CAKI1 and A498 cells total RNA was extracted using RNeasy Purification Kit (QIAGEN), according to the manufacturer's instructions. Then, 1μg RNA was reverse transcribed into cDNA using PrimeScript RT Reagent Kit (TaKaRa, Dalian, China). SYBR Premix Ex Taq (TaKaRa) was used to detect DUXAP8 expression levels, and GAPDH was used as control.

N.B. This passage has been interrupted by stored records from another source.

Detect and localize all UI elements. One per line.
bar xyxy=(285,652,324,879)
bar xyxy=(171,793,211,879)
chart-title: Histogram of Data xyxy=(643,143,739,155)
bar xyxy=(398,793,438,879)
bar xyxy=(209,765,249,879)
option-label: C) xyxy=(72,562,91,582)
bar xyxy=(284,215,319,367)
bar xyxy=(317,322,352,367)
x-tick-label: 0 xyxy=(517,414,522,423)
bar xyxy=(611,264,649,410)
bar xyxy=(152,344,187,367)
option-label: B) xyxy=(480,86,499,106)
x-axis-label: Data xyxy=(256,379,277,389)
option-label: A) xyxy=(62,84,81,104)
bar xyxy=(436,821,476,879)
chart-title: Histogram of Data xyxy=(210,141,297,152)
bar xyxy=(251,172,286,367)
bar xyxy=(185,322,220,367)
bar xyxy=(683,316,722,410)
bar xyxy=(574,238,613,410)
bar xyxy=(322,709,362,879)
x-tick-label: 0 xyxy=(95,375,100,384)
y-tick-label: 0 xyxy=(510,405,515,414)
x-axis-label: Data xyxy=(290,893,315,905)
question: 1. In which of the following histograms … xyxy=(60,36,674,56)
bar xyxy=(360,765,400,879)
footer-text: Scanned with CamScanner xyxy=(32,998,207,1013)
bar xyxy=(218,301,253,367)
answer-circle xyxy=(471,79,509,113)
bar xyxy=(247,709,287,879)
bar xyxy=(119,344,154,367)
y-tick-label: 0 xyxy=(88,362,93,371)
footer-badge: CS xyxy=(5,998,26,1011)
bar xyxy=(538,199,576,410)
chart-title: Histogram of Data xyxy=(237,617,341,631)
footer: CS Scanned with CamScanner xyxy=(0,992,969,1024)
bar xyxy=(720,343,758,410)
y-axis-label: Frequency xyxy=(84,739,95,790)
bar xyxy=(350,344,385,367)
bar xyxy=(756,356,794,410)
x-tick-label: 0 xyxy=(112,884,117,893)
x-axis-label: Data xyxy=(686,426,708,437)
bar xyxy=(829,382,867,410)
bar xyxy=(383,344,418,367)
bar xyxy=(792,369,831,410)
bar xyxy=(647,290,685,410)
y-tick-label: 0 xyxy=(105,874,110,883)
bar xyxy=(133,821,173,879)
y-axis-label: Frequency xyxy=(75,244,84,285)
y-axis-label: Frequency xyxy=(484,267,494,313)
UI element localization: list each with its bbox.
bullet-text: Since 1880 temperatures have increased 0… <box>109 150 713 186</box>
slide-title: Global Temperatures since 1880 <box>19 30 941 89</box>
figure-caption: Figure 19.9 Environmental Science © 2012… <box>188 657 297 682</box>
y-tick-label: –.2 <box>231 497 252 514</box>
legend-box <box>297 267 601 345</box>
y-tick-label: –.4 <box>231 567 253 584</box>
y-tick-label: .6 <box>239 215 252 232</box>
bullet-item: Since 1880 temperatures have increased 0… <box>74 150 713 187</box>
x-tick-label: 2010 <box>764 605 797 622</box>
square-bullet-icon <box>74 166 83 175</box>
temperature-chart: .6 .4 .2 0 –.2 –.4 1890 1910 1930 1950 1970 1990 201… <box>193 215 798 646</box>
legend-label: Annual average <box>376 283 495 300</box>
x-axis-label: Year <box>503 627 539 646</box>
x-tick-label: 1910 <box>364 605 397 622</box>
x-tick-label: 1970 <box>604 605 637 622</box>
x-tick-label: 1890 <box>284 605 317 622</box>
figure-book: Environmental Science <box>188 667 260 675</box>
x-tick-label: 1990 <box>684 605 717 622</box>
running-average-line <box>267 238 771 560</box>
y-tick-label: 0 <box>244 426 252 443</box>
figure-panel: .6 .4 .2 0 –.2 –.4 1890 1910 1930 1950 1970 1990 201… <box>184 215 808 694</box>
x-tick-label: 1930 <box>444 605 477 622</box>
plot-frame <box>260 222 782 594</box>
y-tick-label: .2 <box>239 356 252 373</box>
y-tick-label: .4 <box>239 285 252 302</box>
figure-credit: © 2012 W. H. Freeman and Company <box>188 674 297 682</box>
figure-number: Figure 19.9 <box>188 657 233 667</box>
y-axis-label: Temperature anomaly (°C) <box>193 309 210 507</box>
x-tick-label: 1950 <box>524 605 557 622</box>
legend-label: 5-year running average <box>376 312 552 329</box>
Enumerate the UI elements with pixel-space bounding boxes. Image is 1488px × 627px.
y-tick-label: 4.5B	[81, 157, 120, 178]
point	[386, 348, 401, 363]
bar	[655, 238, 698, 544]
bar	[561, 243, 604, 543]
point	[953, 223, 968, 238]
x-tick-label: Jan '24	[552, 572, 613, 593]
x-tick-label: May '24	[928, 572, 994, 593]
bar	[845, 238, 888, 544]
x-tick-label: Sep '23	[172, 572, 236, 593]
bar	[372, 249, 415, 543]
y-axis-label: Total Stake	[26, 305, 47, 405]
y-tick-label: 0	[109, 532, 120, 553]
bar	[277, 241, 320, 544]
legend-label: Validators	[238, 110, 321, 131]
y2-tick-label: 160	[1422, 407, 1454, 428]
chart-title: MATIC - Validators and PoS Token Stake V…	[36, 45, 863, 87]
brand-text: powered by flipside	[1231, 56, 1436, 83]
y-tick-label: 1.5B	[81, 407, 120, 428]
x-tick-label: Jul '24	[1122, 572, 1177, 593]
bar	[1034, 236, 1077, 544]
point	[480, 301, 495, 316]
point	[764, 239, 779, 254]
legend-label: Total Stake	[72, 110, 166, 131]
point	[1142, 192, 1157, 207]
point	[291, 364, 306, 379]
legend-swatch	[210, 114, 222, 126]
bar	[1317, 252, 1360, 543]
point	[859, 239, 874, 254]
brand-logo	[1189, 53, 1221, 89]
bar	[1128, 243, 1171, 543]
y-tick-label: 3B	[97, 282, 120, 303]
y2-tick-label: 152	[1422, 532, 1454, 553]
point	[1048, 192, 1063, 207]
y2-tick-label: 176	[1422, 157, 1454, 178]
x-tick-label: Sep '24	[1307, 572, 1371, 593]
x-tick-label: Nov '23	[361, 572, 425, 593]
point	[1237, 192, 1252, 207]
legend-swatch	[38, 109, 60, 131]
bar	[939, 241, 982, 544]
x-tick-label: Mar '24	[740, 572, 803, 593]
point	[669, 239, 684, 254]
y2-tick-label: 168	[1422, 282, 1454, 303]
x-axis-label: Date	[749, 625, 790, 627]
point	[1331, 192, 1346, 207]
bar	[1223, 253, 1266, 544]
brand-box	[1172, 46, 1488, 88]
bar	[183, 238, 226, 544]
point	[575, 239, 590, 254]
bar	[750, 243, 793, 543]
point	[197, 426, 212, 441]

The primer sequence of DUXAP8 is, forward 5′-AGGATGGAGTCTCGCTGTATTGC-3′, reverse 5′- GGAGGTTTGTTTTCTTCTTTTTT-3′. The primer sequence of GAPDH is, forward 5′- AGAAGGCTGG GGCTCATTTG-3′, reverse 5′- AGGGGCCATCCACAG TCTTC-3′. qRT-PCR analysis was performed on ABI7500, and comparative cycle threshold (CT) (2−ΔΔCT) method was used to analyze the data.

Transwell assays

Transwell assays (Corning, Tewksbury, MA, USA) were used to evaluate CAKI1 and A498 cell invasive ability after DUXAP8 or negative control siRNAs transfection. CAKI1 and A498 cells (5×104) in 300 μl medium containing 1% FBS were added into the upper chamber of an insert coated with Matrigel (Sigma-Aldrich). Then, 700μl medium supplied with 10% FBS was placed to the lower chamber. After 24 hours incubation, the CAKI1 and A498 invaded through the membrane were fixed with methanol, stained with 0.1% crystal violet, and then imaged using an IX71 inverted microscope (Olympus, Tokyo, Japan).

Statistical analysis

The Students t test (2 tailed), and one-way ANOVA were used for qPCR, and in vitro assays data analysis using SPSS 17.0 (IBM), R software and Bio-conductor. P value < 0.05 was defined statistically significant.